I like the idea of reading “your way from one sympathy to another,  … learning to follow your own intuitive feeling about what you need”, too.

3 Comments

Penny 19 January 2009

Yes – I agree with the right time thing too. And this:
“browse in libraries and bookshops, picking up books that attract you, reading only those, dropping them when they bore you, skipping the parts that drag — and never, never reading anything because you feel you ought, or because it is part of a trend or a movement”
appeals to me too.

Although, I don’t think it is a bad thing to be challenged out of my normal reading path which is what I hope this book circle thing will do for me.

I should try Ulysses again… the writing style floored me the first time.

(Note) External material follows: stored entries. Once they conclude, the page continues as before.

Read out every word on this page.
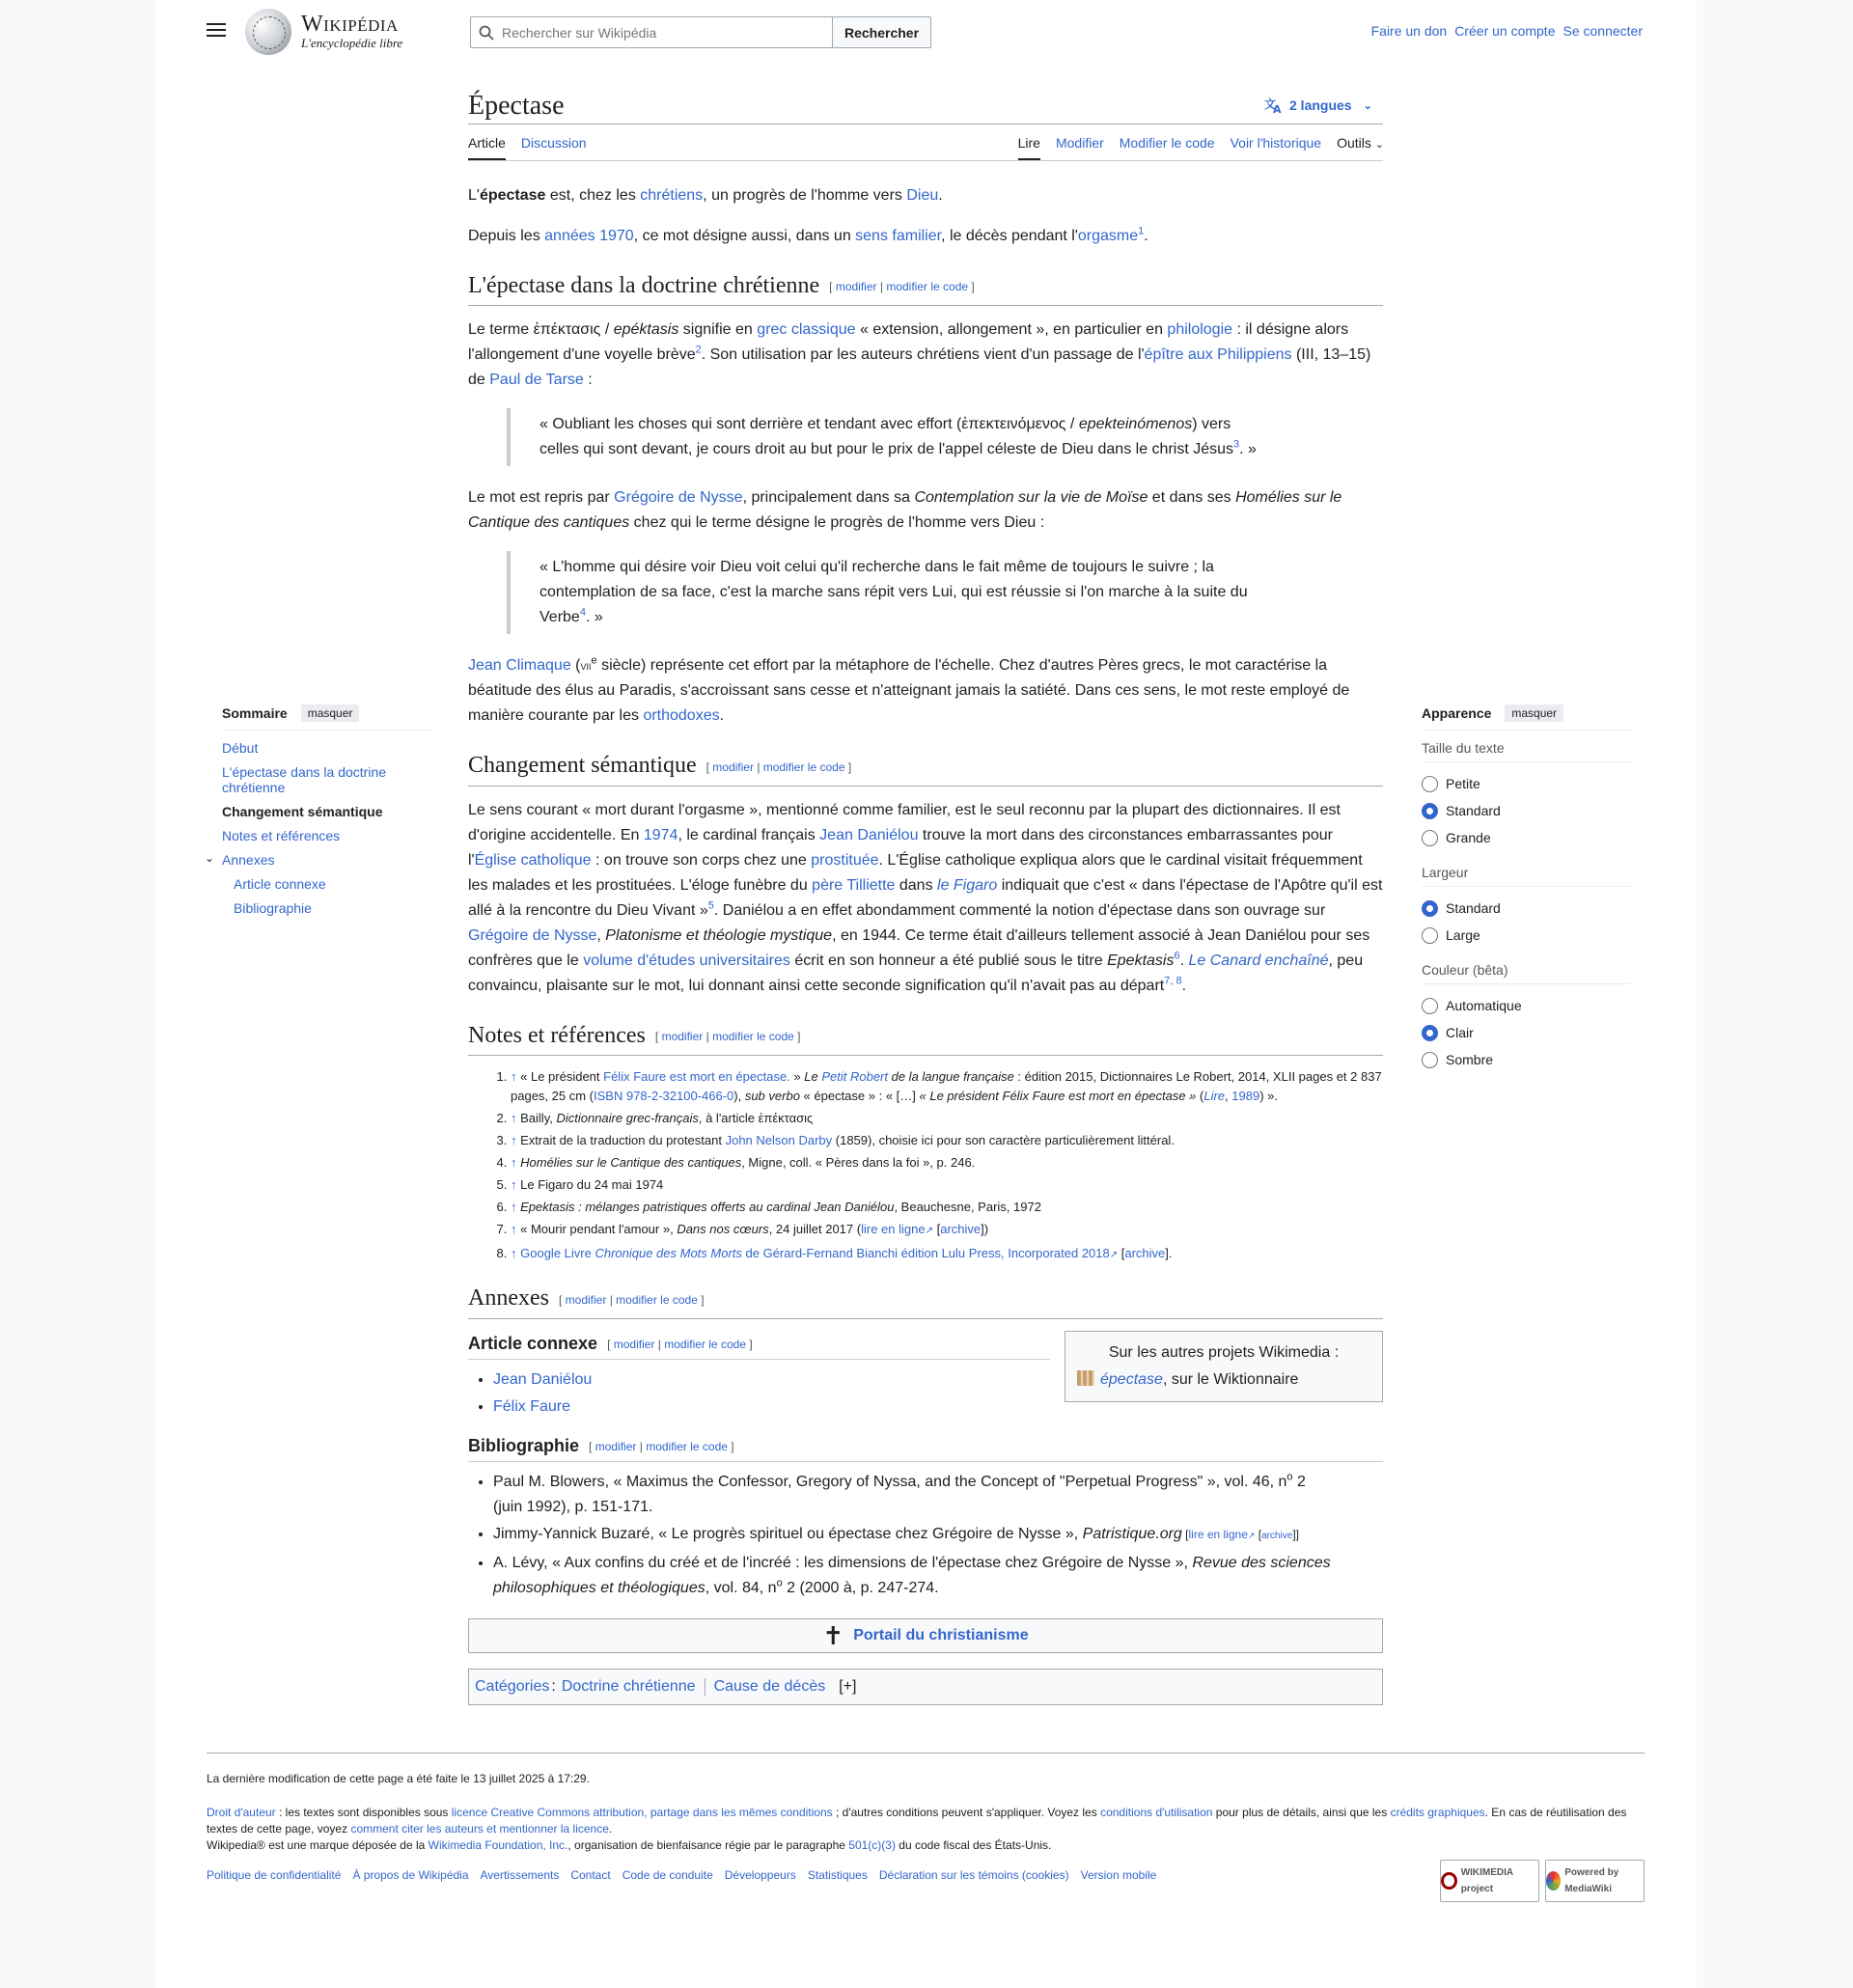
Wikipédia
L'encyclopédie libre
Rechercher sur Wikipédia
Rechercher	Faire un don Créer un compte Se connecter
Épectase	文
A 2 langues ⌄
Article Discussion	Lire Modifier Modifier le code Voir l'historique Outils ⌄

L'épectase est, chez les chrétiens, un progrès de l'homme vers Dieu.

Depuis les années 1970, ce mot désigne aussi, dans un sens familier, le décès pendant l'orgasme$^1$.

L'épectase dans la doctrine chrétienne [ modifier | modifier le code ]

Le terme ἐπέκτασις / epéktasis signifie en grec classique « extension, allongement », en particulier en philologie : il désigne alors l'allongement d'une voyelle brève$^2$. Son utilisation par les auteurs chrétiens vient d'un passage de l'épître aux Philippiens (III, 13–15) de Paul de Tarse :

« Oubliant les choses qui sont derrière et tendant avec effort (ἐπεκτεινόμενος / epekteinómenos) vers celles qui sont devant, je cours droit au but pour le prix de l'appel céleste de Dieu dans le christ Jésus$^3$. »

Le mot est repris par Grégoire de Nysse, principalement dans sa Contemplation sur la vie de Moïse et dans ses Homélies sur le Cantique des cantiques chez qui le terme désigne le progrès de l'homme vers Dieu :

« L'homme qui désire voir Dieu voit celui qu'il recherche dans le fait même de toujours le suivre ; la contemplation de sa face, c'est la marche sans répit vers Lui, qui est réussie si l'on marche à la suite du Verbe$^4$. »

Jean Climaque (vii$^e$ siècle) représente cet effort par la métaphore de l'échelle. Chez d'autres Pères grecs, le mot caractérise la béatitude des élus au Paradis, s'accroissant sans cesse et n'atteignant jamais la satiété. Dans ces sens, le mot reste employé de manière courante par les orthodoxes.

Changement sémantique [ modifier | modifier le code ]

Le sens courant « mort durant l'orgasme », mentionné comme familier, est le seul reconnu par la plupart des dictionnaires. Il est d'origine accidentelle. En 1974, le cardinal français Jean Daniélou trouve la mort dans des circonstances embarrassantes pour l'Église catholique : on trouve son corps chez une prostituée. L'Église catholique expliqua alors que le cardinal visitait fréquemment les malades et les prostituées. L'éloge funèbre du père Tilliette dans le Figaro indiquait que c'est « dans l'épectase de l'Apôtre qu'il est allé à la rencontre du Dieu Vivant »$^5$. Daniélou a en effet abondamment commenté la notion d'épectase dans son ouvrage sur Grégoire de Nysse, Platonisme et théologie mystique, en 1944. Ce terme était d'ailleurs tellement associé à Jean Daniélou pour ses confrères que le volume d'études universitaires écrit en son honneur a été publié sous le titre Epektasis$^6$. Le Canard enchaîné, peu convaincu, plaisante sur le mot, lui donnant ainsi cette seconde signification qu'il n'avait pas au départ$^{7, 8}$.

Notes et références [ modifier | modifier le code ]
1. ↑ « Le président Félix Faure est mort en épectase. » Le Petit Robert de la langue française : édition 2015, Dictionnaires Le Robert, 2014, XLII pages et 2 837 pages, 25 cm (ISBN 978-2-32100-466-0), sub verbo « épectase » : « […] « Le président Félix Faure est mort en épectase » (Lire, 1989) ».
2. ↑ Bailly, Dictionnaire grec-français, à l'article ἐπέκτασις
3. ↑ Extrait de la traduction du protestant John Nelson Darby (1859), choisie ici pour son caractère particulièrement littéral.
4. ↑ Homélies sur le Cantique des cantiques, Migne, coll. « Pères dans la foi », p. 246.
5. ↑ Le Figaro du 24 mai 1974
6. ↑ Epektasis : mélanges patristiques offerts au cardinal Jean Daniélou, Beauchesne, Paris, 1972
7. ↑ « Mourir pendant l'amour », Dans nos cœurs, 24 juillet 2017 (lire en ligne↗ [archive])
8. ↑ Google Livre Chronique des Mots Morts de Gérard-Fernand Bianchi édition Lulu Press, Incorporated 2018↗ [archive].
Annexes [ modifier | modifier le code ]
Sur les autres projets Wikimedia :
épectase, sur le Wiktionnaire
Article connexe [ modifier | modifier le code ]
• Jean Daniélou
• Félix Faure
Bibliographie [ modifier | modifier le code ]
• Paul M. Blowers, « Maximus the Confessor, Gregory of Nyssa, and the Concept of "Perpetual Progress" », vol. 46, $n^o$ 2 (juin 1992), p. 151-171.
• Jimmy-Yannick Buzaré, « Le progrès spirituel ou épectase chez Grégoire de Nysse », Patristique.org [lire en ligne↗ [archive]]
• A. Lévy, « Aux confins du créé et de l'incréé : les dimensions de l'épectase chez Grégoire de Nysse », Revue des sciences philosophiques et théologiques, vol. 84, $n^o$ 2 (2000 à, p. 247-274.
✝ Portail du christianisme
Catégories : Doctrine chrétienne Cause de décès [+]
Sommaire	masquer
Début
L'épectase dans la doctrine chrétienne
Changement sémantique
Notes et références
⌄ Annexes
Article connexe
Bibliographie
Apparence	masquer
Taille du texte
Petite
Standard
Grande
Largeur
Standard
Large
Couleur (bêta)
Automatique
Clair
Sombre

La dernière modification de cette page a été faite le 13 juillet 2025 à 17:29.

Droit d'auteur : les textes sont disponibles sous licence Creative Commons attribution, partage dans les mêmes conditions ; d'autres conditions peuvent s'appliquer. Voyez les conditions d'utilisation pour plus de détails, ainsi que les crédits graphiques. En cas de réutilisation des textes de cette page, voyez comment citer les auteurs et mentionner la licence.

Wikipedia® est une marque déposée de la Wikimedia Foundation, Inc., organisation de bienfaisance régie par le paragraphe 501(c)(3) du code fiscal des États-Unis.

Politique de confidentialité À propos de Wikipédia Avertissements Contact Code de conduite Développeurs Statistiques Déclaration sur les témoins (cookies) Version mobile	WIKIMEDIA project
Powered by MediaWiki
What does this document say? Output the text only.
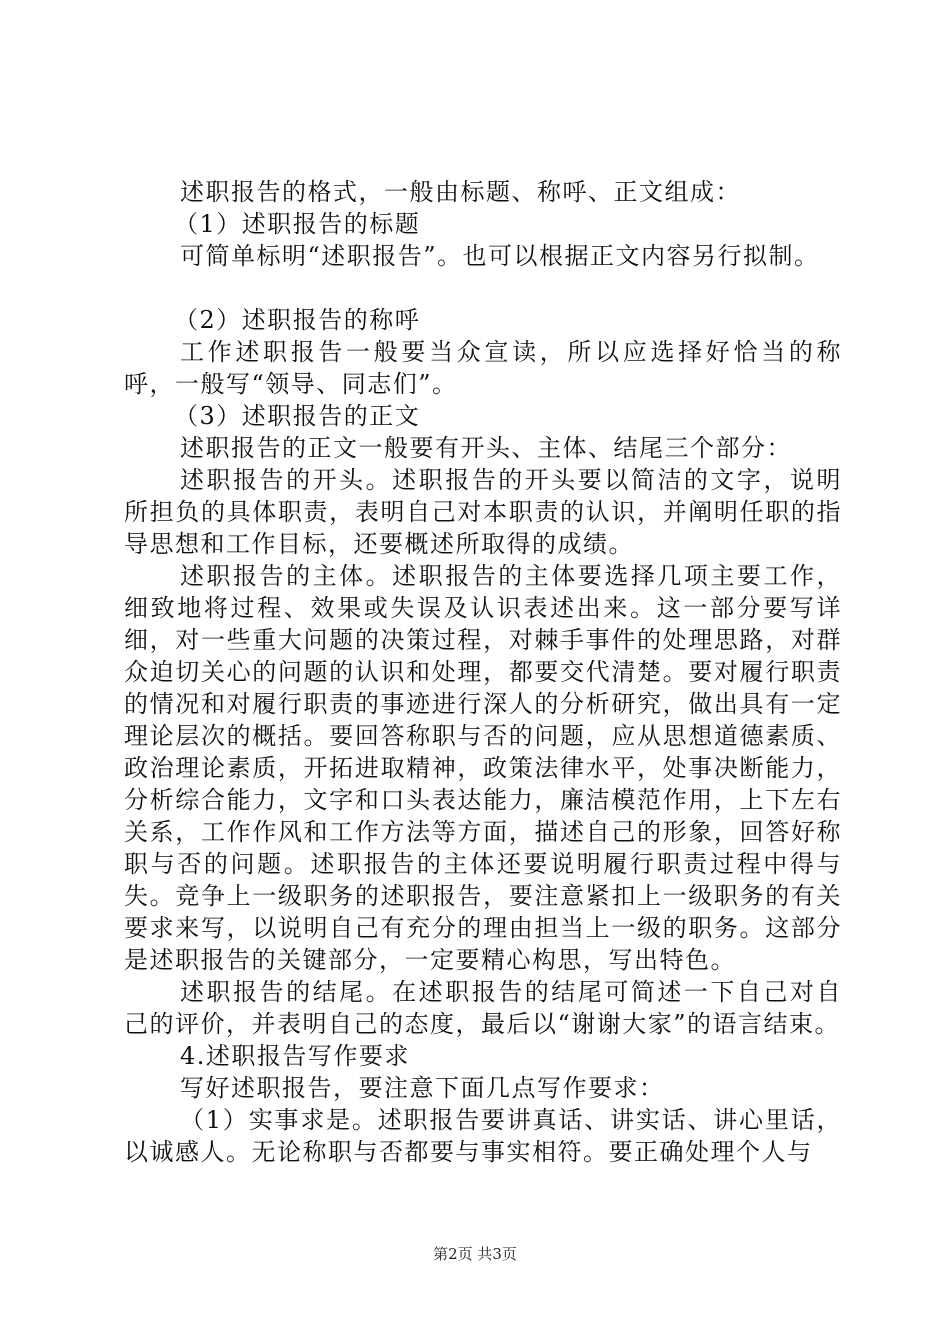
述职报告的格式，一般由标题、称呼、正文组成：

（1）述职报告的标题

可简单标明“述职报告”。也可以根据正文内容另行拟制。

（2）述职报告的称呼

工作述职报告一般要当众宣读，所以应选择好恰当的称呼，一般写“领导、同志们”。

（3）述职报告的正文

述职报告的正文一般要有开头、主体、结尾三个部分：

述职报告的开头。述职报告的开头要以简洁的文字，说明所担负的具体职责，表明自己对本职责的认识，并阐明任职的指导思想和工作目标，还要概述所取得的成绩。

述职报告的主体。述职报告的主体要选择几项主要工作，细致地将过程、效果或失误及认识表述出来。这一部分要写详细，对一些重大问题的决策过程，对棘手事件的处理思路，对群众迫切关心的问题的认识和处理，都要交代清楚。要对履行职责的情况和对履行职责的事迹进行深人的分析研究，做出具有一定理论层次的概括。要回答称职与否的问题，应从思想道德素质、政治理论素质，开拓进取精神，政策法律水平，处事决断能力，分析综合能力，文字和口头表达能力，廉洁模范作用，上下左右关系，工作作风和工作方法等方面，描述自己的形象，回答好称职与否的问题。述职报告的主体还要说明履行职责过程中得与失。竞争上一级职务的述职报告，要注意紧扣上一级职务的有关要求来写，以说明自己有充分的理由担当上一级的职务。这部分是述职报告的关键部分，一定要精心构思，写出特色。

述职报告的结尾。在述职报告的结尾可简述一下自己对自己的评价，并表明自己的态度，最后以“谢谢大家”的语言结束。

4.述职报告写作要求

写好述职报告，要注意下面几点写作要求：

（1）实事求是。述职报告要讲真话、讲实话、讲心里话，以诚感人。无论称职与否都要与事实相符。要正确处理个人与

第2页 共3页
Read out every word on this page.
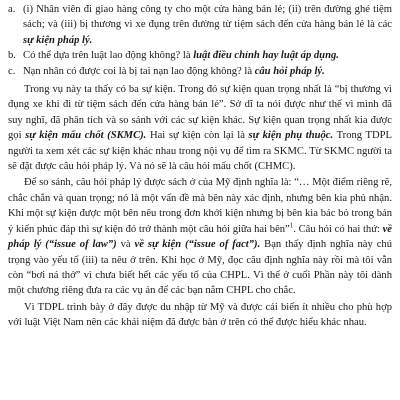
a. (i) Nhân viên đi giao hàng công ty cho một cửa hàng bán lẻ; (ii) trên đường ghé tiệm sách; và (iii) bị thương vì xe đụng trên đường từ tiệm sách đến cửa hàng bán lẻ là các sự kiện pháp lý.
b. Có thể dựa trên luật lao động không? là luật điều chỉnh hay luật áp dụng.
c. Nạn nhân có được coi là bị tai nạn lao động không? là câu hỏi pháp lý.

Trong vụ này ta thấy có ba sự kiện. Trong đó sự kiện quan trọng nhất là “bị thương vì đụng xe khi đi từ tiệm sách đến cửa hàng bán lẻ”. Sở dĩ ta nói được như thế vì mình đã suy nghĩ, đã phân tích và so sánh với các sự kiện khác. Sự kiện quan trọng nhất kia được gọi sự kiện mấu chốt (SKMC). Hai sự kiện còn lại là sự kiện phụ thuộc. Trong TDPL người ta xem xét các sự kiện khác nhau trong nội vụ để tìm ra SKMC. Từ SKMC người ta sẽ đặt được câu hỏi pháp lý. Và nó sẽ là câu hỏi mấu chốt (CHMC).

Để so sánh, câu hỏi pháp lý được sách ở của Mỹ định nghĩa là: “… Một điểm riêng rẽ, chắc chắn và quan trọng; nó là một vấn đề mà bên này xác định, nhưng bên kia phủ nhận. Khi một sự kiện được một bên nêu trong đơn khởi kiện nhưng bị bên kia bác bỏ trong bản ý kiến phúc đáp thì sự kiện đó trở thành một câu hỏi giữa hai bên”$^1$. Câu hỏi có hai thứ: về pháp lý (“issue of law”) và về sự kiện (“issue of fact”). Bạn thấy định nghĩa này chú trọng vào yếu tố (iii) ta nêu ở trên. Khi học ở Mỹ, đọc câu định nghĩa này rồi mà tôi vẫn còn “bơi ná thở” vì chưa biết hết các yếu tố của CHPL. Vì thế ở cuối Phần này tôi dành một chương riêng đưa ra các vụ án để các bạn nắm CHPL cho chắc.

Vì TDPL trình bày ở đây được du nhập từ Mỹ và được cải biến ít nhiều cho phù hợp với luật Việt Nam nên các khái niệm đã được bàn ở trên có thể được hiểu khác nhau.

Tom Goodfellow 19 January 2009

78. The thing about reading classic old stuff is that they set templates that are still with us today. Moby Dick has been retold in various forms amillion times, as has Huck Finn, Don Quixote, Frankenstein etc. The more you read the old stuff, the greater the richness you get from the new stuff.

I really must get around to reading the 1001 Nights.

CW 19 January 2009

Ulysses is one book that I think I’m scared of, Penny. But that “fear” is from years ago, maybe I’m ready for it now.

You’re right about the classic old stuff, Tom. Looking at the list, I was struck by how much of our cultural references come from these books – it makes sense to become familiar with them.